Other cuts include: 

- A $126 million bite out of public school funding, which would mean reducing charter school construction projects and full-day kindergarten expansions. 

- Reducing spending for colleges and universities by another $70 million on top of the $30 million decrease in the current year. 

- These combined reductions would would lower spending on higher education to 2007 levels of about $750 million. 

- Cutting planned increases in fees paid to doctors and  hospitals who take Medicaid patients, saving the state some $150  million, $70 million of which would come from the state's general fund.

- Suspending outreach efforts to enroll more kids in the Children's Basic Health Plan, or CHP+, saving $19.3 million, of which $3.1 million comes from the general fund. 

Saliman said Ritter's office crafted its budget cuts assuming  that the state would get at least $151 million more from the federal government for Medicaid costs. The state pays half the cost of Medicaid, while the federal government pays the other half. 

But as in the last recession during the early part of the decade, Congress is proposing to increase the federal government's share  of the Medicaid burden, at least for a few years. Doing so would take pressure off the state's general fund. 

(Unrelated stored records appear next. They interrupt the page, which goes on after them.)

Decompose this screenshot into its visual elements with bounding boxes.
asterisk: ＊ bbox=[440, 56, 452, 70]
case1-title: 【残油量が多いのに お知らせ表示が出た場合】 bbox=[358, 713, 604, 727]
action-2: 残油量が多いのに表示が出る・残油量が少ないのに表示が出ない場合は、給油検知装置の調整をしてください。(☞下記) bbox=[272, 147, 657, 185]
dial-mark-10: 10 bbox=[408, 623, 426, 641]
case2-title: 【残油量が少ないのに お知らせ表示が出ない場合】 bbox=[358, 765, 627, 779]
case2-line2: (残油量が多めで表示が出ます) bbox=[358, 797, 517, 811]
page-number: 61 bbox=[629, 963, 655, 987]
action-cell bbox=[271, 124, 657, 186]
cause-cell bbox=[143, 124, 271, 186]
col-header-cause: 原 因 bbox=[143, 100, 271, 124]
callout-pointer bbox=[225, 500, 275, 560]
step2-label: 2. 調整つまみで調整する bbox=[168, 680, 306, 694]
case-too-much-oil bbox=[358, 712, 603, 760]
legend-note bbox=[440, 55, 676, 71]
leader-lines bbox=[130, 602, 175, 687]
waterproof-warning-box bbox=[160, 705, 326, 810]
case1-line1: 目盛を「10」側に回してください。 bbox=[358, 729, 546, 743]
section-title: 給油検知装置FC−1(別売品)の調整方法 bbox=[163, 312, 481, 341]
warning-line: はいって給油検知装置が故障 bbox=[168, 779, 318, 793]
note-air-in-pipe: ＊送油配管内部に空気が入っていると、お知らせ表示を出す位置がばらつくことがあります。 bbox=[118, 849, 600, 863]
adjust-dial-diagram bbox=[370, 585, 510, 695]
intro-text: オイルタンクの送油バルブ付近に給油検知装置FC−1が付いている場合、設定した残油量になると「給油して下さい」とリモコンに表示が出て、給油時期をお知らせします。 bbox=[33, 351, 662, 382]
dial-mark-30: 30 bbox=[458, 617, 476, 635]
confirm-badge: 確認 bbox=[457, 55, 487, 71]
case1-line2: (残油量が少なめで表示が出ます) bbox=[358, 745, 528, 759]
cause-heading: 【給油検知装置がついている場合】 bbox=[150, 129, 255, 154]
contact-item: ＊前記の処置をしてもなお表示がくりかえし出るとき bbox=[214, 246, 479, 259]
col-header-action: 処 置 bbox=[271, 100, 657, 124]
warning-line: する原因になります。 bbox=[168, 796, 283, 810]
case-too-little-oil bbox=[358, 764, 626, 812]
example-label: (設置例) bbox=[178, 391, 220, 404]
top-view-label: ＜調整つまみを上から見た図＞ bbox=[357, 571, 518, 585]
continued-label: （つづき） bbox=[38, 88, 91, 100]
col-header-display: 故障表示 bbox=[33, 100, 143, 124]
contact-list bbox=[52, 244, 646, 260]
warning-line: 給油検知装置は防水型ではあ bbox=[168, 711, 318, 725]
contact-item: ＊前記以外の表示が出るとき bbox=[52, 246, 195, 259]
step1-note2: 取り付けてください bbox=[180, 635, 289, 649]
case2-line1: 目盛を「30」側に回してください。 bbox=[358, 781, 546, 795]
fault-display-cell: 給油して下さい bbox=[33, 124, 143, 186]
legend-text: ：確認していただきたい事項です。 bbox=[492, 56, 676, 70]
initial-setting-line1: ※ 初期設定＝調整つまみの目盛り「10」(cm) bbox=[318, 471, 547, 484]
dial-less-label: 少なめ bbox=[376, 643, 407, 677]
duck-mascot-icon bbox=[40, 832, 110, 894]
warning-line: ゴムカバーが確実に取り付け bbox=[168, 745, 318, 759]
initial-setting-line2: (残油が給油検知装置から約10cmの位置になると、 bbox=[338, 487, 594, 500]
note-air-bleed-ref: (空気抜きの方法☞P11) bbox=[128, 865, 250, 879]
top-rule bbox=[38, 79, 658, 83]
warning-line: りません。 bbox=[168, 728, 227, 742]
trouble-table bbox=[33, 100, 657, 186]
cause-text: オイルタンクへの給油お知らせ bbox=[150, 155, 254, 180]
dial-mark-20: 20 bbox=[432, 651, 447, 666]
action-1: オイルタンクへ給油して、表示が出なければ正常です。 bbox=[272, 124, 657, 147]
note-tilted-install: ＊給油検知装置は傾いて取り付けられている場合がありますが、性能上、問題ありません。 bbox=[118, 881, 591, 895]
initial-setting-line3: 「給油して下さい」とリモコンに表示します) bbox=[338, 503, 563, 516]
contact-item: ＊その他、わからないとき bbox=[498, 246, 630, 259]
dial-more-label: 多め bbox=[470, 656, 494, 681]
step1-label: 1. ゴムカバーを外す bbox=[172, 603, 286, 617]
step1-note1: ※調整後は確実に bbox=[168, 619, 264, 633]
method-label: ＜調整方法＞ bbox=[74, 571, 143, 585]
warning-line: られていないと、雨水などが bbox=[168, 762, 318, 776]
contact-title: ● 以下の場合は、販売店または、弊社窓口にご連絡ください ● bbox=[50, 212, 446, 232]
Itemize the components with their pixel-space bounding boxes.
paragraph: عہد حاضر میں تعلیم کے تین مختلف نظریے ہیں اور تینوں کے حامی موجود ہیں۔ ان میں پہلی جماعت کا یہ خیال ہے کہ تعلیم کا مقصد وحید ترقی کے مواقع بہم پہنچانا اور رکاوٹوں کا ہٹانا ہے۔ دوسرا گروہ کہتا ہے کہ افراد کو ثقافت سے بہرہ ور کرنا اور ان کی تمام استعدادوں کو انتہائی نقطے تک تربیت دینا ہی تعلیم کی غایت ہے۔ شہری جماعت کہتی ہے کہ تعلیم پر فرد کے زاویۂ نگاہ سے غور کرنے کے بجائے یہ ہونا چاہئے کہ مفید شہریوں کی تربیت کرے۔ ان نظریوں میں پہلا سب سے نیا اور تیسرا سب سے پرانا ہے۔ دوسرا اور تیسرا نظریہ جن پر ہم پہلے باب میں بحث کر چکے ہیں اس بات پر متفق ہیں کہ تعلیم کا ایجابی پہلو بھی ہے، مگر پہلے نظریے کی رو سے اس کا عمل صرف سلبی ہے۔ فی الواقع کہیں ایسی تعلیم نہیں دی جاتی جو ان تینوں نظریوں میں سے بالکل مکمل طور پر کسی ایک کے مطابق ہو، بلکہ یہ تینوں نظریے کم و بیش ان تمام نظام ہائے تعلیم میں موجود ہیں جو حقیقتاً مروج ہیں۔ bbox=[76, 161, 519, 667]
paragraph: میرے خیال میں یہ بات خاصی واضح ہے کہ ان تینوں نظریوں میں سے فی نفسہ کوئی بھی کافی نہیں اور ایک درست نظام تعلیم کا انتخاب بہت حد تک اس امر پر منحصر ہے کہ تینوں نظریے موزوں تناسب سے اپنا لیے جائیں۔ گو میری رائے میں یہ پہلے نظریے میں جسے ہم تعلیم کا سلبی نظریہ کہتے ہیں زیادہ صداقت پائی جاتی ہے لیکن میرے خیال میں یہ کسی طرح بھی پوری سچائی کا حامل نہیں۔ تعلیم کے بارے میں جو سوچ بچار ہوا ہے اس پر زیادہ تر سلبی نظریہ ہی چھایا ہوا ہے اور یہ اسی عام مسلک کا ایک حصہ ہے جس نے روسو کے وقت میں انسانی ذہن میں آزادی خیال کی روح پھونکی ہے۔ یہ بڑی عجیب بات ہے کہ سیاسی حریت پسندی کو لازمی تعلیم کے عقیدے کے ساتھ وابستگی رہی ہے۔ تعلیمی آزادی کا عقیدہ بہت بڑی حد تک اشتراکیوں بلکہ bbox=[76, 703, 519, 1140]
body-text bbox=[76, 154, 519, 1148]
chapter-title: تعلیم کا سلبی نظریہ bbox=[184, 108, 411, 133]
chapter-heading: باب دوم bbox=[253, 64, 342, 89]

Sen. Abel Tapia, D-Pueblo, like some of his colleagues, said he was wary of hoping the federal government would bail out the state from its financial troubles. 

"I'm going to wait until the check comes until I get real excited," Tapia said. 

The governor's plan also has one money-generating proposal: a $10 to $15 fee for background checks on would-be gun owners. Officials said there had been a fee in previous years for the checks, but it had been eliminated. 

Republicans responded to Ritter's proposals by suggesting that  it was the free-wheeling spending of Demcorats the last two years that had put the state in the red. 

"The budget news from the governor was sobering, but it was not  a surprise," Senate Minority Leader Josh Penry, R-Grand Junction, said. "The dark clouds of recession have been gathering for more than a year, and the leaders of this state have done very little to position us to weather the storm.” 

Sen. Ted Harvey, R-Highlands Ranch, said that despite Democratic bashing of the Taxpayers' Bill of Rights, the constitutional  provision that limits state spending and growth, TABOR had kept thebudget shortfall from being worse. Without it, he said, Colorado would have spent itself into a much worse situation. 

"Because of TABOR, we had to hold ourselves back," Harvey said."I just want to say, I think TABOR has been a good thing." 

But that comment prompted a response from Sen. Moe Keller, D-Wheat Ridge, the chairwoman of the Joint Budget Committee, who said TABOR had been far too restrictive. 

"We don't have the money to open a prison," Keller said, referring to the delayed prison in Canon City. "That's pretty serious stuff."